3. The "evil" women (the witch and Lady Asaji) who mislead or drive the men to do evil acts. Asaji claims a man who does not have ambition is not a man.

4. The issue of moral choice between good and evil. A warning about violating the commandment "Thou shalt not kill". The witch appears to favour the Hitler or Stalin option, namely:

If you choose ambition, then choose it honestly, with cruelty... if you would make a mountain of the dead, then pile it to the sky; if you would shed blood, then let it run as a river.

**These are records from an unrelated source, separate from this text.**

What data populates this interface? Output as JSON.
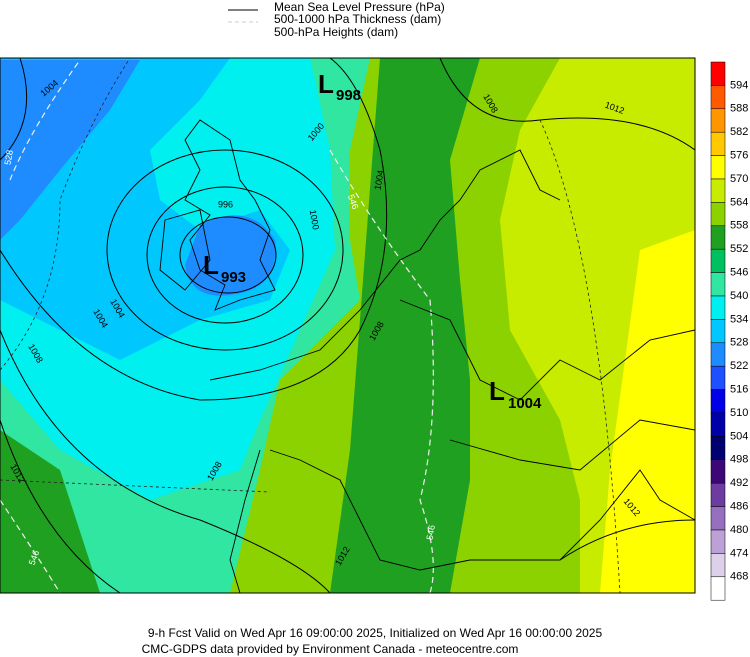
{
  "legend": [
    "Mean Sea Level Pressure (hPa)",
    "500-1000 hPa Thickness (dam)",
    "500-hPa Heights (dam)"
  ],
  "colorbar": {
    "labels": [
      "594",
      "588",
      "582",
      "576",
      "570",
      "564",
      "558",
      "552",
      "546",
      "540",
      "534",
      "528",
      "522",
      "516",
      "510",
      "504",
      "498",
      "492",
      "486",
      "480",
      "474",
      "468"
    ],
    "colors": [
      "#ff0000",
      "#ff5a00",
      "#ff9600",
      "#ffc800",
      "#ffff00",
      "#c8ec00",
      "#8cd200",
      "#20a020",
      "#00c060",
      "#30e6a0",
      "#00f0f0",
      "#00c8ff",
      "#1e8cff",
      "#1e50ff",
      "#0000e6",
      "#0000a8",
      "#000070",
      "#3c0878",
      "#6e3ca0",
      "#9670be",
      "#bca0d6",
      "#ddd0ea",
      "#ffffff"
    ]
  },
  "lows": [
    {
      "letter": "L",
      "value": "998"
    },
    {
      "letter": "L",
      "value": "993"
    },
    {
      "letter": "L",
      "value": "1004"
    }
  ],
  "contour_labels": [
    "1004",
    "1000",
    "1000",
    "996",
    "1004",
    "1008",
    "1012",
    "1008",
    "1012",
    "1012",
    "1008",
    "1004",
    "1008",
    "1012",
    "528",
    "546",
    "546",
    "546",
    "1004"
  ],
  "footer": [
    "9-h Fcst Valid on Wed Apr 16 09:00:00 2025, Initialized on Wed Apr 16 00:00:00 2025",
    "CMC-GDPS data provided by Environment Canada - meteocentre.com"
  ]
}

5. The cycle of violence in which men become trapped. War does not lead to peace but more war. The murder of one leader by a pretender results in the inevitable murder of him in turn by another who claims leadership. Those whom one thought were friends or allies turn against one. Those who choose to better themselves through violence do not find happiness but madness and death. The fortresses men build to protect themselves from enemies without offer no protection from the enemies within.

6. The purpose AK had in making the film: "Why - I ask - is it that human beings cannot get along with each other, why they can't live with each other with more good will?" (Ritchie, p. 119). In orther words, why do wars take place?

7. The simple visual elements of the film: fog, wind, trees, castle. Film starkly in B&W in mostly log-shot (no close-ups).

8. The banners of Washizu and Miki: scorpion/centipede and rabbit.

9. The witch - the piles of skeltons of dead warriors around her hut in the forest, the raising of warrior ghosts at the banquet. Her warnings about the transience of what ambitious warriors strive for:

Men are vain and death is long

And pride dies first within the grave

For hair and nails are growing still

When face and fame are gone.

Nothing in this world will save

Or measure up man's actions here,

Nor in the next, for there is none:

This life must end in fear.

Only evil may maintain

An after life those who will

Who love this world, who have no son

To whom ambition calls.

Even so this false fame falls.

Death will reign, man dies in vain. (quoted in Jorgens, p. 159)

10. The theme of repetition, as if men are trapped into making the same poor moral choices and repeating history over and over again. No learning and no progression. The messengers from the battlefield. W & M getting lost in the fog in the forest. The mad, riderless horse rushing about the castle. Lady Asaji washing her hands.

11. The death of Washizu at the hands of his own men (like St. Sebastian?)

12. The contrasts between the castle (man-made, source of protection from enemies and shelter from elements) and the forest (inhabited by ghosts and witches, labyrinthine).

13. AK used art consultants on musha-e (picture scrolls of battle scenes) and layout of castles. Sets built on Mount Fuji (mists and black volcanic soil) with help of local US Marine Corps base (including entire Marine MP battalion) and Tokyo sets.